Beitragvon ulfr » 16.01.2010 12:32

Werte Gemeinde,

ich arbeite derzeit mit Prof. Bosinski an einem Projekt, in dessen Zusammenhang wir uns mit den folgenden Geweihgeräten befassen. Sie werden in der französischen Literatur als "foënes" angesprochen, was sich wohl am besten mit "Dreizack" oder so ähnlich übersetzen lässt, jedenfalls werden im Französischen mit "foënes" Geräte bezeichnet, die so aussehen wie Aalstecher http://www.archaeoforum.de/viewtopic.php?t=2525.

Die abgebildeten Funde stammen von einem südfranzösischen Magdalenien-Fundplatz am Fluss Aveyron. Sie kommen im gesamten südfranzösischen Raum vor, andernorts jedoch nicht.

Wer hat eine Idee, was das gewesen sein könnte? Kennt jemand solche Geräte aus ethnologischem Kontext oder aus dem Angelschuppen seines Opas?
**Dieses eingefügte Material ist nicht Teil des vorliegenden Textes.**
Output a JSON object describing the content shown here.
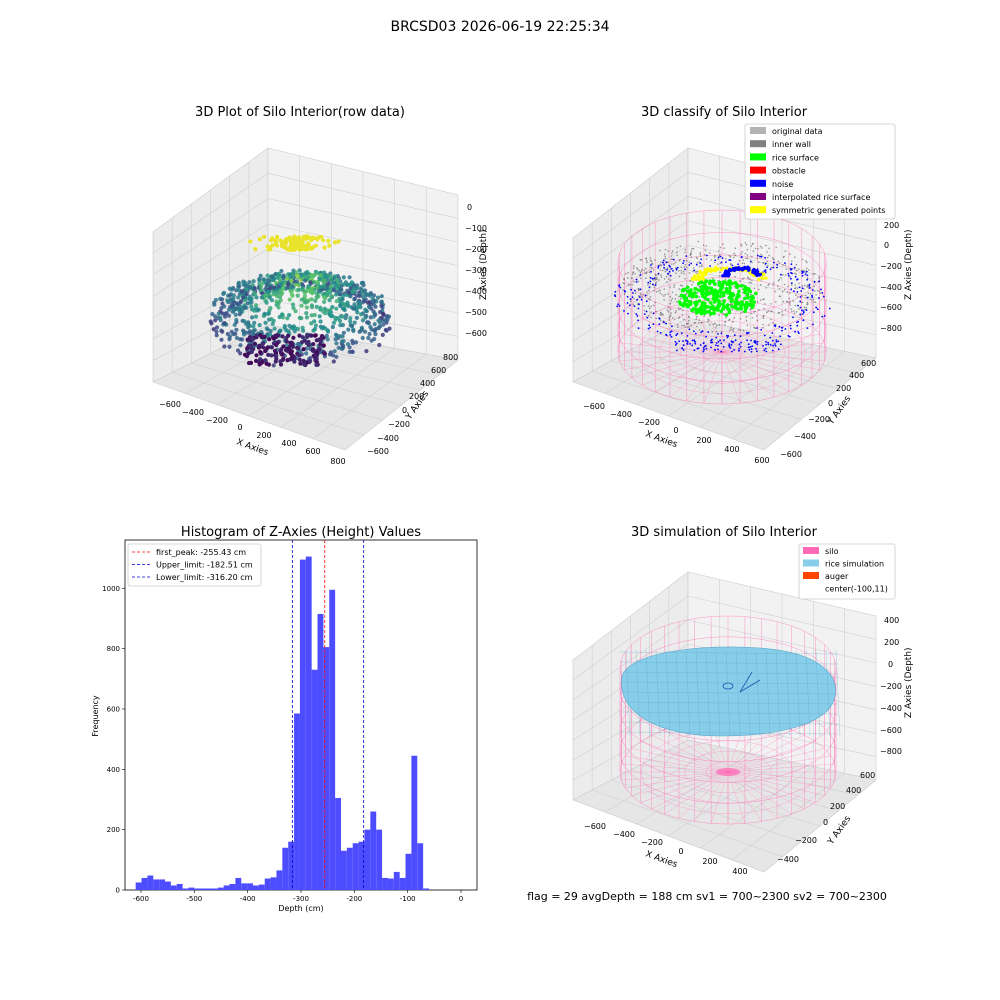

Wie könnte eine Schäftung ausgesehen haben? Die Dinger sind vielfach an der Basis abgeschrägt und mit Riefen versehen, die - analog zu den Geschossspitzen - wohl eine Klebeverbindung verstärken sollen. Allerdings läuft diese Schäftungszone bei einigen Exemplaren bis in den Bereich, wo schon seitliche Zacken zu sehen sind....

Wir werden aus diesen Teilen nicht so ganz schlau.
Bis gespannt auf Eure Meinungen...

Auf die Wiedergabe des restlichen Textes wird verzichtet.